Underrated Classical Musicians 3/7/20





It's been almost 90 years since Messiaen wrote L'Ascension. It's very difficult to call Messiaen underrated, but Messiaen is, in so many ways, the key to the whole thing - the dividing line between mainstream classical music on the one side and the avant-garde on the other. If you get the public to accept Messiaen, the doors of perception are opened, and there's practically nothing they can't understand. 
Messiaen is two years younger than Shostakovich, five years older thanBritten, and it never ceases to amaze that the age difference between them and avant-garde composers like Berio and Ligeti is hardly even twenty years. But they all experienced the same twentieth century zeitgeist, and consequently cannot help but share some of the same Weltanschauung. 
The truth is, French music had been waiting for a genius like Messiaen for centuries. As many great composers as there were in 19th century France (and there were dozens...), none of them were a genius on Messiaen's level - not even Debussy or Berlioz. Like Bartok, his music is an entire re-synthesis of the way we think of music, and we're still catching up to them both. 

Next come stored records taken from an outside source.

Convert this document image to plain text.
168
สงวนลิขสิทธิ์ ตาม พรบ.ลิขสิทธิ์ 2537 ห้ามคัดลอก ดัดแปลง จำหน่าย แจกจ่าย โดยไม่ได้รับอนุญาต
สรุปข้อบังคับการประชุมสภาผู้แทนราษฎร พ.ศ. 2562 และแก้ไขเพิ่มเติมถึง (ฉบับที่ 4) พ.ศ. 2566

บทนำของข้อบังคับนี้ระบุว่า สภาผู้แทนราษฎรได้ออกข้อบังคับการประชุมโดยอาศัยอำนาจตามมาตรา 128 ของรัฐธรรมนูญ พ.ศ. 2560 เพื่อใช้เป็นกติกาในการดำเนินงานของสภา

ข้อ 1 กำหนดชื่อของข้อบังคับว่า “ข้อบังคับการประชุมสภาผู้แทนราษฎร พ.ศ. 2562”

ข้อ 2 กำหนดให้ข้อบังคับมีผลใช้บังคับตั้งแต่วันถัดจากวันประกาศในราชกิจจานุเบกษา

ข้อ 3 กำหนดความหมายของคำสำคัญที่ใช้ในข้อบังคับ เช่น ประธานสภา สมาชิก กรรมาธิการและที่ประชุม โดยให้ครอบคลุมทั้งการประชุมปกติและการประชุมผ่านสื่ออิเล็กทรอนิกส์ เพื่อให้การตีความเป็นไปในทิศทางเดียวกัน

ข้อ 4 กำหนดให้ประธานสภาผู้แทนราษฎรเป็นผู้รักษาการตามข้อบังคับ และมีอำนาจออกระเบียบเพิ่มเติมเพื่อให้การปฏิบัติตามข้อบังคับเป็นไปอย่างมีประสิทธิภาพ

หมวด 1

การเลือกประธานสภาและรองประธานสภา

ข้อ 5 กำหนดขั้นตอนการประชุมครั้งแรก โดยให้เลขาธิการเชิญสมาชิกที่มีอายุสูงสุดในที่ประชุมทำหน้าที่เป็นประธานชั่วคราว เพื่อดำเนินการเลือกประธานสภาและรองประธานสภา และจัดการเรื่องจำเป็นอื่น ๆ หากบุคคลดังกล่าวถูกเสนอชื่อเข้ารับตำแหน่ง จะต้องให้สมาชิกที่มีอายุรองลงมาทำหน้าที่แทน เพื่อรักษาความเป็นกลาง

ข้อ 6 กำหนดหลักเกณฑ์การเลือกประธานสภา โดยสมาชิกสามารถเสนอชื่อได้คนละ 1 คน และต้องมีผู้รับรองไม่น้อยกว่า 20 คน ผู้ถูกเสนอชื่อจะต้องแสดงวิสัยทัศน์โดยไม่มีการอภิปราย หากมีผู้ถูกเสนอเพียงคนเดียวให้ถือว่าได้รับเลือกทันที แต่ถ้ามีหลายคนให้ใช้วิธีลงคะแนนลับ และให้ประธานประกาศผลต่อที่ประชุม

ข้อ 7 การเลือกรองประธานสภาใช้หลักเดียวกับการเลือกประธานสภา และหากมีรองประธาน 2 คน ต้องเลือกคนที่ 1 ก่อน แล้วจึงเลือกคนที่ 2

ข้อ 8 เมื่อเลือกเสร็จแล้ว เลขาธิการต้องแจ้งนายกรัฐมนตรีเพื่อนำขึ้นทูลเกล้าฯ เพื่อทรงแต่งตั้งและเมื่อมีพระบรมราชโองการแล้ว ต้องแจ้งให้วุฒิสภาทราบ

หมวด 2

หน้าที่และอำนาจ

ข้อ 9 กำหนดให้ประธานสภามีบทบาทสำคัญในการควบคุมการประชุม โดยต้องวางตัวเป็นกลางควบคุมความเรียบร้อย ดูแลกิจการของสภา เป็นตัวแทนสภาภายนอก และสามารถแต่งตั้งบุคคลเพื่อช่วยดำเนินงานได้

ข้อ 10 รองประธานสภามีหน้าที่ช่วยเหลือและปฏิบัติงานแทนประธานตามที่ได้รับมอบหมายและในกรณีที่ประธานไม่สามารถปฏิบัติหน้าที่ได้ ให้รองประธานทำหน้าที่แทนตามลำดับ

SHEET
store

It's not just that the entire postwar avant-garde wouldn't be possible without his modernist ideas on polyrhythms and harmony (many of which he taught them in his classroom at the Paris Conservatoire), or his post-modernist ideas of how to use musical influences from all around the world, all that's just the beginning of Messiaen. What makes Messiaen so rewarding is not just how he pushed the frontier forward, but how he reordered the horizons that already existed. Like Mahler before him, Messiaen both is and is not of the avant-garde. Even now, thirty years after his death and ninety years after he began his career, there are still modernist elements that strain the comprehension of every generation who's yet heard him, and I'm not going to pretend I completely understand them yet, but there are so many hundreds, perhaps thousands, of beautiful moments in his music that exist entirely within a traditional musical framework, and yet are done in a way no other composer has.

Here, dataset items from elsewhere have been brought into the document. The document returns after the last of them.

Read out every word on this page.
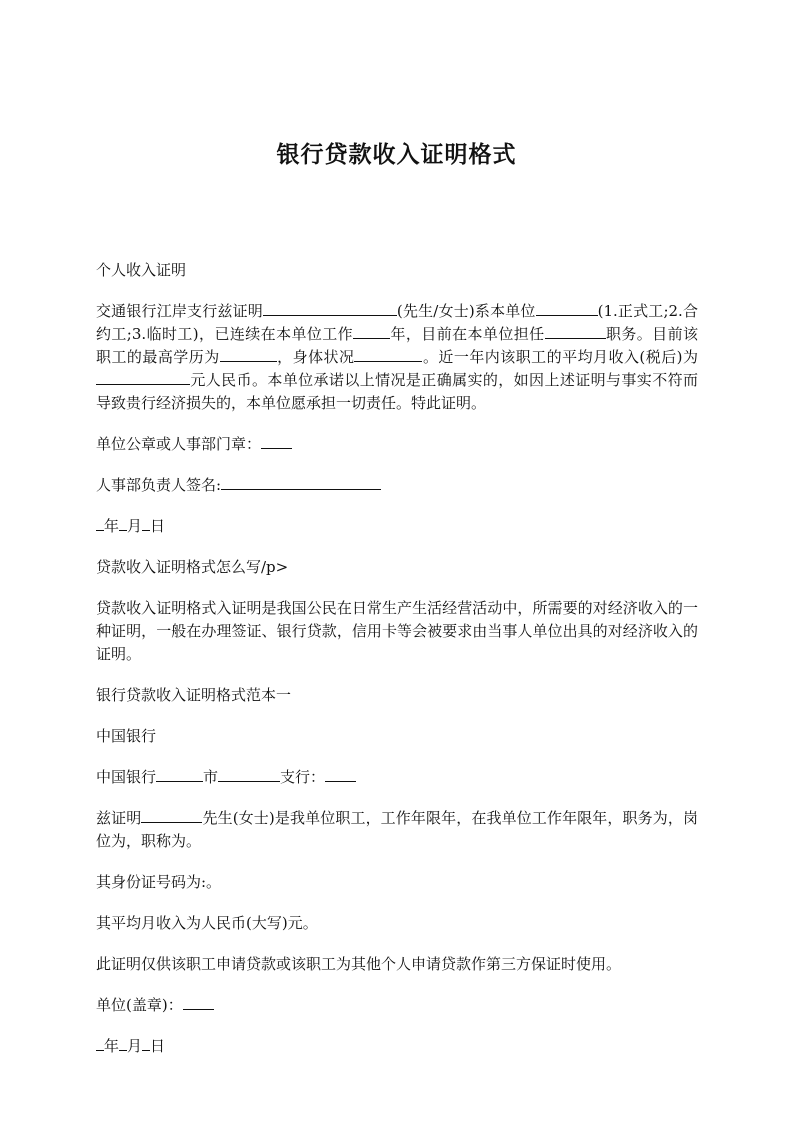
银行贷款收入证明格式

个人收入证明

交通银行江岸支行兹证明	(先生/女士)系本单位	(1.正式工;2.合约工;3.临时工)，已连续在本单位工作 年，目前在本单位担任	职务。目前该职工的最高学历为	，身体状况	。近一年内该职工的平均月收入(税后)为元人民币。本单位承诺以上情况是正确属实的，如因上述证明与事实不符而导致贵行经济损失的，本单位愿承担一切责任。特此证明。

单位公章或人事部门章：

人事部负责人签名:

年 月 日

贷款收入证明格式怎么写/p>

贷款收入证明格式入证明是我国公民在日常生产生活经营活动中，所需要的对经济收入的一种证明，一般在办理签证、银行贷款，信用卡等会被要求由当事人单位出具的对经济收入的证明。

银行贷款收入证明格式范本一

中国银行

中国银行	市	支行：

兹证明	先生(女士)是我单位职工，工作年限年，在我单位工作年限年，职务为，岗位为，职称为。

其身份证号码为:。

其平均月收入为人民币(大写)元。

此证明仅供该职工申请贷款或该职工为其他个人申请贷款作第三方保证时使用。

单位(盖章)：

年 月 日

Messiaen may be a composer of the past, but he is the composer of our musical future. In this era when religion, both Christianity and Islam, are clearly on the rise again, when the internet turns music into a deluge of globalized influences, when so many birds whose songs Messiaen catalogued in his music stand on the verge of planetary extinction, Messiaen is, as much as any artist in the world, a source who can explain the 21st century to us. In fifty years, if there are still orchestras (and I sadly sometimes wonder...), Messiaen may be played as often as Mahler is now. There is just so much to learn from him, and we have only begun.